Summary: Mary Toft (1703-1763) was an English peasant from Godalming. In 1726, she claimed to give birth to rabbits after "craving rabbit meat" during pregnancy. She fooled local doctors, then the royal surgeon, then all of London. She hid rabbit parts inside her body and produced them while pretending to give birth. The truth was revealed after she was threatened with surgery. She confessed to the hoax. Imprisoned briefly. Died forgotten.
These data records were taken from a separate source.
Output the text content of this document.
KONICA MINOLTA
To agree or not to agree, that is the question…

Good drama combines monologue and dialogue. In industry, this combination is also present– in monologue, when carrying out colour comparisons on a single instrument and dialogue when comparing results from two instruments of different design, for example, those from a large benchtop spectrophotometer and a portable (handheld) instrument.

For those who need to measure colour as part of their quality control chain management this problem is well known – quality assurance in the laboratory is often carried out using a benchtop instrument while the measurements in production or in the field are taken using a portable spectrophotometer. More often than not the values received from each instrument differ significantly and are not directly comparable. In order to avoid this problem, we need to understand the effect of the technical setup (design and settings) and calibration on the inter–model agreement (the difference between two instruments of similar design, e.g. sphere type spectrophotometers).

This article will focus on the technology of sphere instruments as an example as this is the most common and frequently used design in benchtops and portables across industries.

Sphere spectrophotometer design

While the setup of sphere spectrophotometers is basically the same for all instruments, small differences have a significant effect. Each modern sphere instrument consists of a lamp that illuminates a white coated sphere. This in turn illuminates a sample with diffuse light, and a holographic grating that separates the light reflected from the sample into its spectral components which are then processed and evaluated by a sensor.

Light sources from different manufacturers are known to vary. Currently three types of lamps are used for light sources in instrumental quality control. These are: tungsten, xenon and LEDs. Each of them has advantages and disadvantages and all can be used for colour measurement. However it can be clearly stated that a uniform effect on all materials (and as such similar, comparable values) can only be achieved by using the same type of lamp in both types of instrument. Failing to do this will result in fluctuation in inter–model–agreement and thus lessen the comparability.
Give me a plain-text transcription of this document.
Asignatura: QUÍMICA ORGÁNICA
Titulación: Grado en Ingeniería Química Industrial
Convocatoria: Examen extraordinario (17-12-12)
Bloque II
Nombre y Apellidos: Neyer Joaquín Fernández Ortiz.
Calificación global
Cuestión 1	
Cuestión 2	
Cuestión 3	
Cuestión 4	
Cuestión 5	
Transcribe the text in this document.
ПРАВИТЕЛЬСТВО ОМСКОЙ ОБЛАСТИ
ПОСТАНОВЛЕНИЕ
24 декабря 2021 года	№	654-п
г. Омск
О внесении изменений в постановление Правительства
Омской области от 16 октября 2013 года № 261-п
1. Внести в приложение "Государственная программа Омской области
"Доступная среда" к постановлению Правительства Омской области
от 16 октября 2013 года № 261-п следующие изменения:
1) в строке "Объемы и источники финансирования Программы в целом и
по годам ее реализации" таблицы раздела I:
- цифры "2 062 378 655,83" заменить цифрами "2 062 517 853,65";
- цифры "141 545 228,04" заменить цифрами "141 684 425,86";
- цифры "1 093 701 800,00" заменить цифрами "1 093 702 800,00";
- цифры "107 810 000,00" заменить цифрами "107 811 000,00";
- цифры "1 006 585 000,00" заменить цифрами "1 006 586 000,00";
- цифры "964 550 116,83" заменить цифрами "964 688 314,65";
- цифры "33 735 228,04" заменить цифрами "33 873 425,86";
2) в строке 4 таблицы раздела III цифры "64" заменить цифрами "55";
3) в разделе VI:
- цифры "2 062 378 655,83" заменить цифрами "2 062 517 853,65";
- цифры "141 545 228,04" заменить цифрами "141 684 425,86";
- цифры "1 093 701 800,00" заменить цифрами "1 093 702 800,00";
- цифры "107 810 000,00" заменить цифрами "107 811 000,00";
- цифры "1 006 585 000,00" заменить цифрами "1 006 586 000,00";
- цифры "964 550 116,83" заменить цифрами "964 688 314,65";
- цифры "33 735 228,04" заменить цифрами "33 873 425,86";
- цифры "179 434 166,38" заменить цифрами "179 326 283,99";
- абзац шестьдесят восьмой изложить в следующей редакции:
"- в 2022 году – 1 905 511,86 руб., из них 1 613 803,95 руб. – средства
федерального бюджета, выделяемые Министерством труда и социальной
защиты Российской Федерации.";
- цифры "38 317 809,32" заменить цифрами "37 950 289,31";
🤰 The Beginning: A Strange Craving
Mary Toft was a poor peasant, mother of three, pregnant with her fourth. One day, she saw a rabbit in a field. Craved its meat intensely. Couldn't catch it. Returned home obsessed with rabbits. Months later... she miscarried. But she continued "giving birth." This time... not to babies. But to rabbit parts. The cat ate the first "rabbit" she delivered. But she kept the second. Showed it to her husband. The shocked husband went to the local doctor. And the story began.
👑 The King Gets Involved
Doctor John Howard believed the story. Wrote about it. Sent reports to London. King George I himself heard of the case. Sent his best surgeon: Nathaniel St. André (the royal surgeon). St. André witnessed a rabbit "birth." Saw with his own eyes Mary "deliver" a dismembered rabbit torso. Wrote an official report: "This woman indeed gives birth to rabbits. It is a medical miracle." Other doctors were skeptical. They said: this is a hoax. The rabbits had straw in their stomachs (meaning they ate hay before dying). And one rabbit had corn inside (meaning it was born in a barn). But St. André insisted. Mary was moved to London. Became famous. Crowds gathered outside her house. Newspapers wrote about her daily.
"I saw with my own eyes a woman giving birth to rabbit parts. I have no doubt of the truth of the matter."
🔍 The Hoax Exposed
Another doctor, Sir Richard Manningham, was skeptical. He discovered that Mary's husband was secretly buying young rabbits from the market. He threatened Mary with an exploratory surgery to "investigate" her uterus. That's when... she broke. Confessed everything. She had been hiding rabbit parts inside her body. Inserting them before each "birth." Groaning and pretending labor. Then producing the parts. She did it 15 times. The goal? Fame. Money. Escape from poverty. The hoax was exposed. The doctors who believed her were ridiculed. St. André lost his position. Mary was imprisoned briefly, then released. She returned to her village. Died forgotten in 1763.
The Hoax Tally: 15 alleged rabbit "births." Months of deception. Doctors lost their reputations. The royal surgeon lost his job. And Mary Toft returned to poverty and obscurity.